Worker and community buyouts in the UK are becoming more common, with 148 worker buyouts in 2020 alone. But this is a tiny fraction of the businesses and jobs that are lost each year because of failed or unfavourable succession, divestment or closure. Recent strong growth in worker buyouts in the UK has been driven by the planned exit of owners. This route is growing but is still under-utilised.

But where the UK is really missing out is in the types of worker-led restarts and rescues we see in other developed economies, wherein workers form a ‘newco’ co-operative to acquire viable parts of a business or its productive assets, sometimes as part of the insolvency processes. Notwithstanding the inspirational example of Enabled Works in Leeds, this route is basically non-existent in the UK. If a wave of business failures is coming, we’ll pay the price for this.

Limited awareness of options, unfavourable laws and gaps in information, support and finance are the major causes of all this untapped potential.  

Policy options

For the last three years, Co-operatives UK and the Employee Ownership Association have submitted proposals to government for expanding local support for worker co-ops and employee ownership. Since Covid, we’ve set out how with more funding, our Ownership Hubs could help save thousands of businesses and jobs every year. While ministers and officials have expressed ‘interest’ they have not done anything. We were told that the Department for Business was too preoccupied with SME debt…
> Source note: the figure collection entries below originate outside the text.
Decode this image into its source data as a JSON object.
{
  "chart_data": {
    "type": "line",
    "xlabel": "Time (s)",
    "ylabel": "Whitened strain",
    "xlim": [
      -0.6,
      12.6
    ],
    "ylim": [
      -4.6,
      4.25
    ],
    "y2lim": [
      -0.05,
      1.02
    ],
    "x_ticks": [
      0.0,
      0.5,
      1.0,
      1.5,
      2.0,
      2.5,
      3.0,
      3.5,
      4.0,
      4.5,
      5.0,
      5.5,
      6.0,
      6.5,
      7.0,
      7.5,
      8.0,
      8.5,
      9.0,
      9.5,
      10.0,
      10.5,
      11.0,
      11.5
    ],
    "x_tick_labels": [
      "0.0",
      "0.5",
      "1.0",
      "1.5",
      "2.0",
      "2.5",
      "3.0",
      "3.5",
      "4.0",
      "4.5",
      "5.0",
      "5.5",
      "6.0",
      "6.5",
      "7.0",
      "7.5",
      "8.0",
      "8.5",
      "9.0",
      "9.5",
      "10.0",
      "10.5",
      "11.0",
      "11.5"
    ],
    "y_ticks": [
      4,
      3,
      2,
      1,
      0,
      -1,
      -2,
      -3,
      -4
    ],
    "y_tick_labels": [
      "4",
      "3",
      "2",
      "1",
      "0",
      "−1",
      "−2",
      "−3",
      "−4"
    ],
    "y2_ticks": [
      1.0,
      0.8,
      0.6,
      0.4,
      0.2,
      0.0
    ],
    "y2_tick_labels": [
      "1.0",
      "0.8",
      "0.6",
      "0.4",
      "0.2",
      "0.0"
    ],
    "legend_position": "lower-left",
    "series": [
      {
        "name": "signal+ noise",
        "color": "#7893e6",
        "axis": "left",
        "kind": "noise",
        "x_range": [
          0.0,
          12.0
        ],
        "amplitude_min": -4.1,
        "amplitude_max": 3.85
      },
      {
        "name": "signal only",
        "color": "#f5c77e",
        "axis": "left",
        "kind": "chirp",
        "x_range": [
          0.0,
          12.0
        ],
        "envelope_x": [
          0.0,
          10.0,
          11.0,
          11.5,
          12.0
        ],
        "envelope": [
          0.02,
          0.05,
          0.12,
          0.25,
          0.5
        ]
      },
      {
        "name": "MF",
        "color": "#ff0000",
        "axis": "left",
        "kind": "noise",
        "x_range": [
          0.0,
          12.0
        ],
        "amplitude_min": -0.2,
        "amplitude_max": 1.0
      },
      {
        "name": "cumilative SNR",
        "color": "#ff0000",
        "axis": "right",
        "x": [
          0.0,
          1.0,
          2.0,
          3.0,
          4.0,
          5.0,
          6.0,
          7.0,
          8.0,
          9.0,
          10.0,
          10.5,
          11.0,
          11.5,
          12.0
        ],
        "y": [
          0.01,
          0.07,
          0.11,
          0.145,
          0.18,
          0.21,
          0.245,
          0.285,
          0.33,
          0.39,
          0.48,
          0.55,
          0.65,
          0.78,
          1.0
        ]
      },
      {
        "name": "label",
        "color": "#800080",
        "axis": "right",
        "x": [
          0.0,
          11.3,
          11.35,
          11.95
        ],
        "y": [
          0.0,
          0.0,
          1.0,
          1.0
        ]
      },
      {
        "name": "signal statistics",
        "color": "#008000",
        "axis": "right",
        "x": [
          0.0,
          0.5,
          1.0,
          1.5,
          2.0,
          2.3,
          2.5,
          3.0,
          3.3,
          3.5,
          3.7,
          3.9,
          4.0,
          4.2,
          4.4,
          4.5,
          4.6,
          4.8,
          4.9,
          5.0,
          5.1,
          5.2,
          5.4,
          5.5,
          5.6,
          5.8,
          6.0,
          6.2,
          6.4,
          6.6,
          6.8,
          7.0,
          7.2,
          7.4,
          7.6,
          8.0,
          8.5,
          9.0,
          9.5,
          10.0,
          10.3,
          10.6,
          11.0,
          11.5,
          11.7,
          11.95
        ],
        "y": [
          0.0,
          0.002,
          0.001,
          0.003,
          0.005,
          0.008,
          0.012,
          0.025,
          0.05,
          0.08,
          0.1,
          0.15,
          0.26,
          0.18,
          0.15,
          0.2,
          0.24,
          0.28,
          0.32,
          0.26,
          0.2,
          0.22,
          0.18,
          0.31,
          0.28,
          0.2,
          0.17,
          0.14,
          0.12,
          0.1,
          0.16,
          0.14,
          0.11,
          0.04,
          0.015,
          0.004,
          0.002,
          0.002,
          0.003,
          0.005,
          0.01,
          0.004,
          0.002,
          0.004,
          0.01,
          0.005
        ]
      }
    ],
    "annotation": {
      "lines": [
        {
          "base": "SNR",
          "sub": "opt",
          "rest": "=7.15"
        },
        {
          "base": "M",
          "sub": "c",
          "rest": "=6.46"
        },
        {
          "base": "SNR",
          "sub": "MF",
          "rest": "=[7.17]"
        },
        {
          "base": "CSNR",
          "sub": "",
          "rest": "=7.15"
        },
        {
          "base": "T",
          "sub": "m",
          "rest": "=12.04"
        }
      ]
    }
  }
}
Today we are not the only ones with credible proposals in this area. In Westminster, Labour and Co-operative MP Christina Rees is determinedly pressing for Marcora-like legislation, now with a Private Members Bill. Christina has our full support. Legislation that gives workers the time and support they need to explore, organize and undertake a co-operative buyout or rescue, when a business is going up for sale or under threat, could be a gamechanger.

Meanwhile Social Investment Business has a great 'Debt for Equity' proposal, which we have contributed to.  

Away from Westminster, we are getting on and expanding our Ownership Hub programme (local support for worker co-ops and employee ownership) to more cities.

It’s high time national and local policy makers got serious about supporting these initiatives, with better-tailored advice, investment and changes in the law where necessary. Our communities need all the help they can get.